French naval captain Armand de Kersaint, with his 32-gun flagship Iphigénie, the 26-gun Aimable, and three lesser ships, arrived at Demerara with little opposition. A French force of 335 men from the Régiment d'Armagnac and the 1st Legion Volontaires étranger de la Marine launched an assault on the British garrison and compelled Gov. Robert Kingston and his detachment from the 28th Regiment of Foot to surrender. As a result, Essequibo and Berbice also surrendered to the French on 1 and 5 February.

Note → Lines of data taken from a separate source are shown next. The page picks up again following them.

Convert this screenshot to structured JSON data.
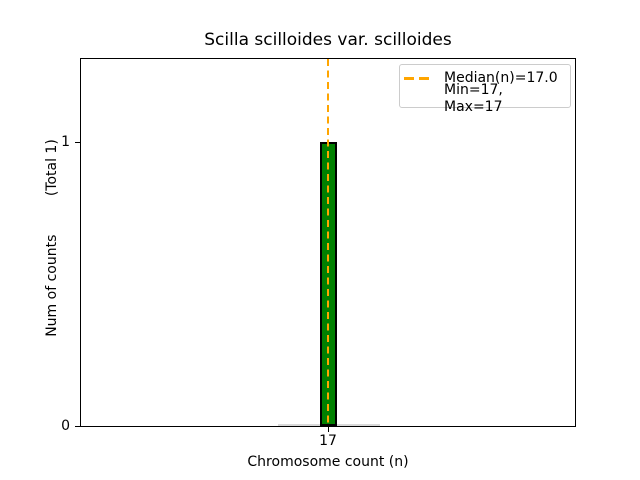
{
  "figure": {
    "title": "Scilla scilloides var. scilloides",
    "xlabel": "Chromosome count (n)",
    "ylabel": {
      "main": "Num of counts",
      "total": "(Total 1)"
    },
    "ticks": {
      "y0": "0",
      "y1": "1",
      "x0": "17"
    },
    "legend": {
      "median": "Median(n)=17.0",
      "minmax": "Min=17, Max=17"
    },
    "colors": {
      "bar_fill": "#008000",
      "bar_edge": "#000000",
      "median_line": "#FFA500",
      "legend_border": "#cccccc",
      "zero_bin_edge": "#d9d9d9",
      "axis": "#000000",
      "background": "#ffffff"
    }
  },
  "chart_data": {
    "type": "bar",
    "title": "Scilla scilloides var. scilloides",
    "xlabel": "Chromosome count (n)",
    "ylabel": "Num of counts (Total 1)",
    "categories": [
      17
    ],
    "values": [
      1
    ],
    "xticks": [
      17
    ],
    "yticks": [
      0,
      1
    ],
    "ylim": [
      0,
      1.3
    ],
    "annotations": {
      "median_n": 17.0,
      "min_n": 17,
      "max_n": 17,
      "total_counts": 1
    },
    "legend_entries": [
      "Median(n)=17.0",
      "Min=17, Max=17"
    ],
    "legend_position": "upper right",
    "grid": false,
    "bar_color": "#008000",
    "bar_edge_color": "#000000",
    "median_line_color": "#FFA500",
    "median_line_style": "dashed",
    "median_line_x": 17.0
  }
}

The French seized five Royal Navy vessels: the 20-gun Orinoque (Commander William Tahourdin), 16-gun Barbuda (Commander Francis Pender), 18-gun Sylph (Commander Lawrence Graeme), 16-gun Stormont (Commander Christmas Paul), and 16-gun brig Rodney (Lieutenant John Douglas Brisbane).

== Aftermath ==

The Comte de Kersaint became governor of the three rivers and their settlements and inhabitants. To guarantee their conquest, the French began to construct forts at the mouth of the Demerara River, one on each eastern and western bank, and for that purpose, they compelled the planters to furnish slave labor. They also doubled the capitation tax, which burden was felt severely by the colonists. In 1783 the Treaty of Paris restored these territories to the Dutch. When Demerara surrendered to the French, the British naval commander in place signed the capitulation. Gov. Kingston's proposals for terms contained the following rather singular proposition:

"The Lieut.-Gov. for himself requires, that not having troops with him, he may be considered in a civil capacity, and at liberty to join and do duty with his Britannic Majesty's 28th Regt., of which he has the honor to be Lieutenant-Col."

To this the following answer was returned:

"Lt.-Gov. Kingston having retired himself to his Britannic Majesty's squadron, from whence he has made his particular proposals which were rejected, I cannot but consider him in a military capacity, jointly with the commander of the squadron."